Według badań Websense Security Labs liczba niebezpiecznych stron internetowych wzrosła w 2012 r. o niemal 600 proc. (w porównaniu z 2011 r.), w tym w USA – o ponad 700 proc. a w regionie EMEA – o ponad 530 proc. 

Stwierdzono, że 85 proc. stron ładujących szkodliwe oprogramowania ukrywało się na serwerach firm hostingowych. Pod względem ilości niebezpiecznych stron przodowały Stany Zjednoczone, a na kolejnych miejscach znalazły się: Rosja, Niemcy, Chiny, Mołdawia, Czechy, Wielka Brytania, Francja, Holandia i Kanada. Także jeśli chodzi o liczbę ofiar ataków USA w 2012 r. pierwszą pozycję. Kolejne należały do Francji, Wielkiej Brytanii. W pierwszej dziesiątce zarówno światowej listy jak i krajów EMEA nie było Polski.
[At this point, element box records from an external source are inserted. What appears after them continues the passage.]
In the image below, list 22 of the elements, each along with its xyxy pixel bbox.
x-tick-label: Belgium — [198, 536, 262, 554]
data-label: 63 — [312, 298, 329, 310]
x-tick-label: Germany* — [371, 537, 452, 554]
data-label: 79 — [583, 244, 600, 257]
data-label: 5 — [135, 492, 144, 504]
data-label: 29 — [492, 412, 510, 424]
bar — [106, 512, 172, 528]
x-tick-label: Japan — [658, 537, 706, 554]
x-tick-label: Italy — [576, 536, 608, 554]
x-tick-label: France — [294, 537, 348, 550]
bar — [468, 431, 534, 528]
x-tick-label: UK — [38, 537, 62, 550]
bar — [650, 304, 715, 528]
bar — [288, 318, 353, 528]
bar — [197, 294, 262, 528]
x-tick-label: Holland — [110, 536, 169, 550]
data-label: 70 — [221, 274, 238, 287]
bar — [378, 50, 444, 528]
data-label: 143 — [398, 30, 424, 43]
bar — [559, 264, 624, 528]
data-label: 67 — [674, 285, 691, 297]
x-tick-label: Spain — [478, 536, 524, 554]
Według Websense znacznie wzrosły zagrożenia związane z mediami społecznościowymi, m.in. za sprawą wykorzystania skróconych adresów URL. Takimi adresami operowało 32 proc. linków do szkodliwego oprogramowania. 

Połowa niebezpiecznych programów umieszczona na stronach internetowych wykazywała natychmiastową aktywność (w ciągu 60 sek.). Tylko 40 proc. działało z opóźnieniem. Niemal 8 proc. szkodliwych programów atakowało rejestry systemowe, omijając zabezpieczenia antywirusowe oparte na analizie behawioralnej. 

W 2012 r. ilość spamu wzrosła do 76 proc. wszystkich otrzymywanych maili (wzrost o 2 proc. w stosunku do 2011 r.) co w skali globalnej oznacza niemal ćwierć miliona niepożądanych e-maili na godzinę. Tylko 2 proc. spamu zawiera szkodliwe załączniki. 

W ub.r. e-maile związane z phishingiem rozsyłane były najczęściej z USA, Wysp Bahama, Kanady, Niemiec i Wielkiej Brytanii, jednak lista krajów zmienia się bardzo szybko. Stałą cechą pozostało rozsyłanie tego rodzaju poczty głownie w poniedziałki i piątki, kiedy odbiorcy są najmniej skoncentrowani, a więc najbardziej podatni na ataki. 

Zdaniem Websense Security Labs bezpieczeństwo urządzeń mobilnych wciąż pozostaje ogromnym wyzwaniem. Badania wykazały, że pośród różnego rodzaju aktywności, do których mogą być wykorzystywane smartfony, podstawowa – prowadzenie rozmów telefonicznych zajmuje użytkownikom stosunkowo najmniej czasu – statystycznie tylko nieco ponad 12 minut dziennie, podczas gdy surfowanie w sieci – ponad 24 minuty, a korzystanie z mediów społecznościowych – ponad 17 minut. Głównym problemem pozostaje rozpoznanie szkodliwych aplikacji, a jedyną istotna wskazówką dla ostrożnych użytkowników może być spostrzeżenie, że 82 proc. takich programów wykorzystuje krótkie wiadomości tekstowe (wysyła, otrzymuje, tworzy albo czyta). 

Wśród klientów instytucjonalnych i korporacyjnych Websense, na każdy 1 tys. użytkowników przypadało 1719 ataków tygodniowo.